Ces effets cardiovasculaires peuvent se traduire par une légère hausse du risque d’événements cardiovasculaires: une étude du groupe de Mittleman a montré que la consommation de cannabis était associée à une augmentation significative (près de 5 fois) du risque d’infarctus dans l’heure qui suit l’inhalation de la drogue, mais cette hausse est transitoire et disparait rapidement dans les heures qui suivent. À titre de comparaison, cette hausse du risque est similaire à celle provoquée par une forte colère (3 fois), mais beaucoup plus faible que celle associée à la consommation d’une drogue dure comme la cocaïne (24 fois). Les auteurs ont calculé que cet effet du cannabis fait en sorte que pour un fumeur quotidien de la drogue, le risque annuel d’être touché par un événement cardiovasculaire passe de 1,5 % à 3 %, ce qui est relativement faible. Il faut cependant noter que certaines personnes semblent nettement plus sensibles aux effets de la drogue, car plusieurs cas isolés d’événements cardiovasculaires néfastes suite à la consommation de cannabis, de cannabis de synthèse (K2 ou « Spice ») ou encore de formes concentrées de THC (dabs) ont été rapportés dans la littérature médicale au fil des années (AVC, arythmies,  mort cardiaque subite).

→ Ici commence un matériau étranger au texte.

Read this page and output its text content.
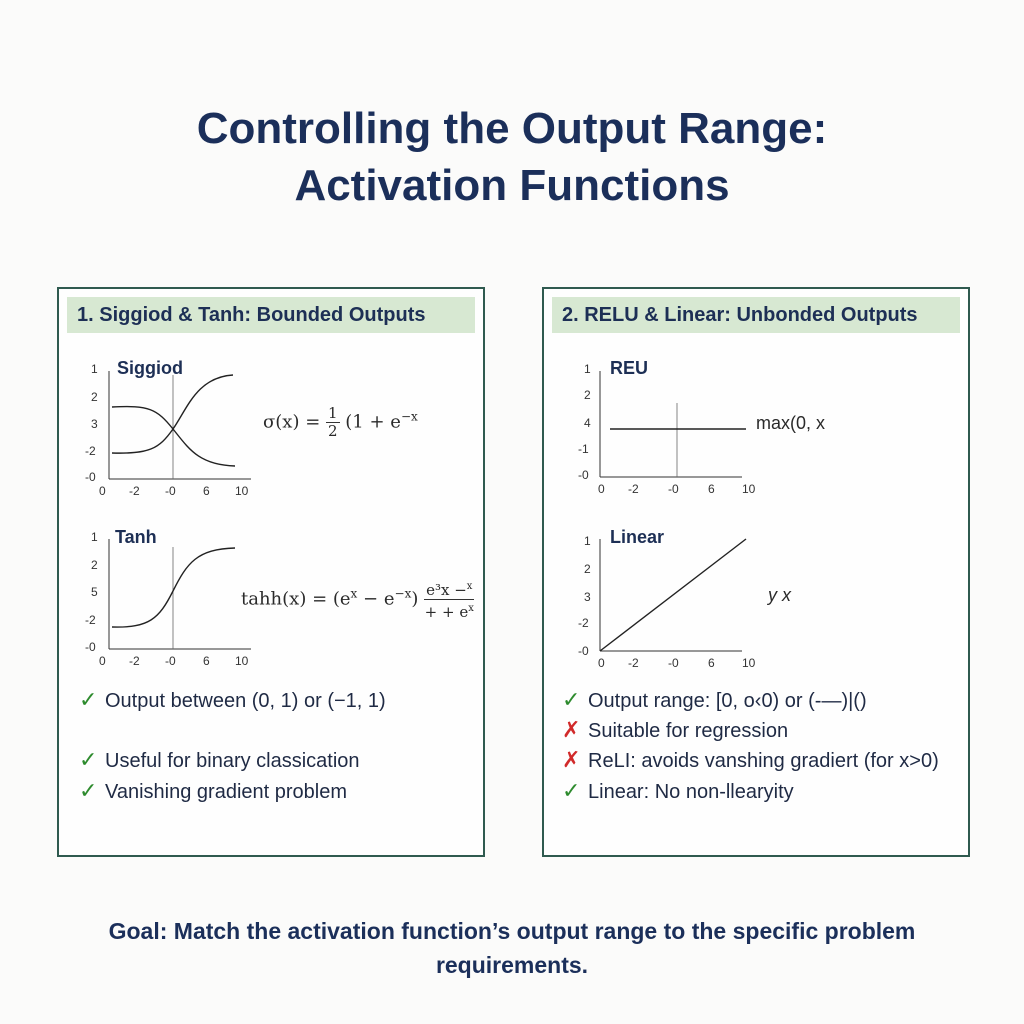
Controlling the Output Range:
Activation Functions
1. Siggiod & Tanh: Bounded Outputs
Siggiod
1
2
3
-2
-0
0 -2 -0 6 10
$\sigma(x) = \frac{1}{2} (1 + e^{-x}$
Tanh
1
2
5
-2
-0
0 -2 -0 6 10
tahh(x) = $(e^x - e^{-x}) \frac{e^3x -^x}{+ + e^x}$
✓ Output between (0, 1) or (−1, 1)
✓ Useful for binary classication
✓ Vanishing gradient problem
2. RELU & Linear: Unbonded Outputs
REU
1
2
4
-1
-0
0 -2 -0 6 10
max(0, x
Linear
1
2
3
-2
-0
0 -2 -0 6 10
y x
✓ Output range: [0, o‹0) or (-—)|()
✗ Suitable for regression
✗ ReLI: avoids vanshing gradiert (for x>0)
✓ Linear: No non-llearyity
Goal: Match the activation function’s output range to the specific problem
requirements.
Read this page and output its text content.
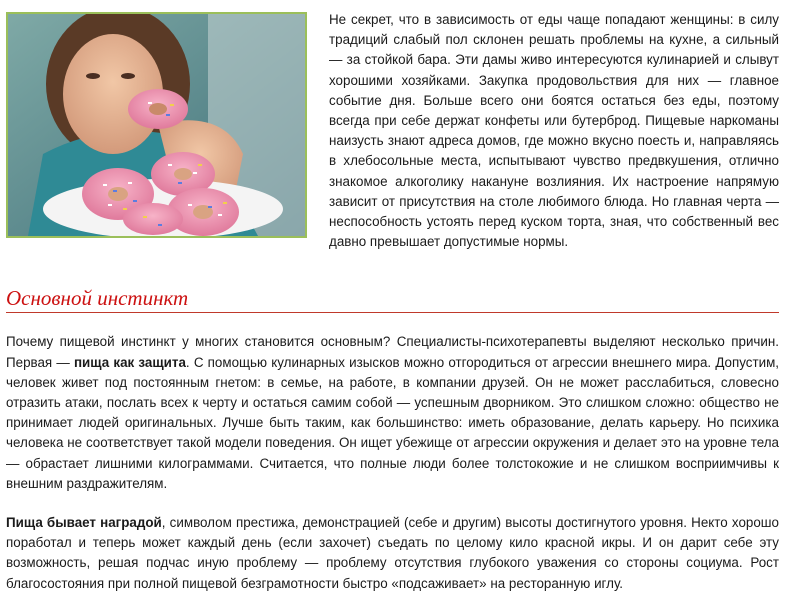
Не секрет, что в зависимость от еды чаще попадают женщины: в силу традиций слабый пол склонен решать проблемы на кухне, а сильный — за стойкой бара. Эти дамы живо интересуются кулинарией и слывут хорошими хозяйками. Закупка продовольствия для них — главное событие дня. Больше всего они боятся остаться без еды, поэтому всегда при себе держат конфеты или бутерброд. Пищевые наркоманы наизусть знают адреса домов, где можно вкусно поесть и, направляясь в хлебосольные места, испытывают чувство предвкушения, отлично знакомое алкоголику накануне возлияния. Их настроение напрямую зависит от присутствия на столе любимого блюда. Но главная черта — неспособность устоять перед куском торта, зная, что собственный вес давно превышает допустимые нормы.

Основной инстинкт

Почему пищевой инстинкт у многих становится основным? Специалисты-психотерапевты выделяют несколько причин. Первая — пища как защита. С помощью кулинарных изысков можно отгородиться от агрессии внешнего мира. Допустим, человек живет под постоянным гнетом: в семье, на работе, в компании друзей. Он не может расслабиться, словесно отразить атаки, послать всех к черту и остаться самим собой — успешным дворником. Это слишком сложно: общество не принимает людей оригинальных. Лучше быть таким, как большинство: иметь образование, делать карьеру. Но психика человека не соответствует такой модели поведения. Он ищет убежище от агрессии окружения и делает это на уровне тела — обрастает лишними килограммами. Считается, что полные люди более толстокожие и не слишком восприимчивы к внешним раздражителям.

Пища бывает наградой, символом престижа, демонстрацией (себе и другим) высоты достигнутого уровня. Некто хорошо поработал и теперь может каждый день (если захочет) съедать по целому кило красной икры. И он дарит себе эту возможность, решая подчас иную проблему — проблему отсутствия глубокого уважения со стороны социума. Рост благосостояния при полной пищевой безграмотности быстро «подсаживает» на ресторанную иглу.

La situation semble également plus problématique pour les personnes qui ont déjà subi un infarctus du myocarde. Chez ces personnes, une étude a montré que la consommation de cannabis diminue l’apport en oxygène au muscle cardiaque et accélère l’apparition de symptômes d’angine, ce qui suggère que les effets stimulants du cannabis sur la charge de travail du muscle cardiaque pourraient favoriser la survenue d’un infarctus. Une étude subséquente réalisée sur un sous-groupe de 1913 personnes de l’étude du groupe de Mittleman qui avait subi un infarctus  a révélé que la consommation occasionnelle de cannabis (moins d’une fois par semaine) était associée à un risque 2,5 fois plus élevé de mortalité au cours des 4 années suivant le début de l’étude, une hausse du risque qui atteint même 4 fois chez ceux qui en consommaient plus fréquemment (plus d’une fois par semaine).  Après un suivi de 18 ans, les chercheurs ont observé que les utilisateurs de cannabis avaient un risque de mortalité prématurée environ 30 % plus élevé que ceux qui n’en consommaient jamais.

Dans l’ensemble, ces observations suggèrent que la consommation de cannabis représente un facteur de risque peu important d’événements cardiovasculaires chez les personnes  en bonne santé. Par contre, les personnes à haut risque (porteurs de nombreux facteurs de risque ou déjà atteints de maladie coronarienne), les survivants d’un infarctus par exemple, semblent plus sensibles aux effets cardiovasculaires du cannabis et devraient limiter sa  consommation.

L’absence d’effets cardiovasculaires majeurs du cannabis à court terme ne signifie pas que la drogue est absolument sans danger à long terme, surtout lorsqu’elle est consommée en excès.  Par exemple, une étude récente suggère que l’usage du cannabis est associé à une accélération du vieillissement du système cardiovasculaire, un marqueur du vieillissement prématuré, et il semble exister une association entre l’usage intensif de cannabis et une hausse du risque de mort prématurée.  La prudence semble donc de mise, d’autant plus que le contenu du cannabis en THC a quadruplé au cours des dernières années, passant d’environ 3 % en 1980 à 12 % en 2012 (voir Figure) et il existe même des variétés de la plante qui peuvent contenir jusqu’à 30 % de THC. Il faut donc ajuster la consommation en conséquence, car les résultats sur les effets cardiovasculaires du cannabis proviennent d’études sur des consommateurs de cannabis à faible contenu en THC et on ne sait pas encore quels sont les effets du « pot » moderne.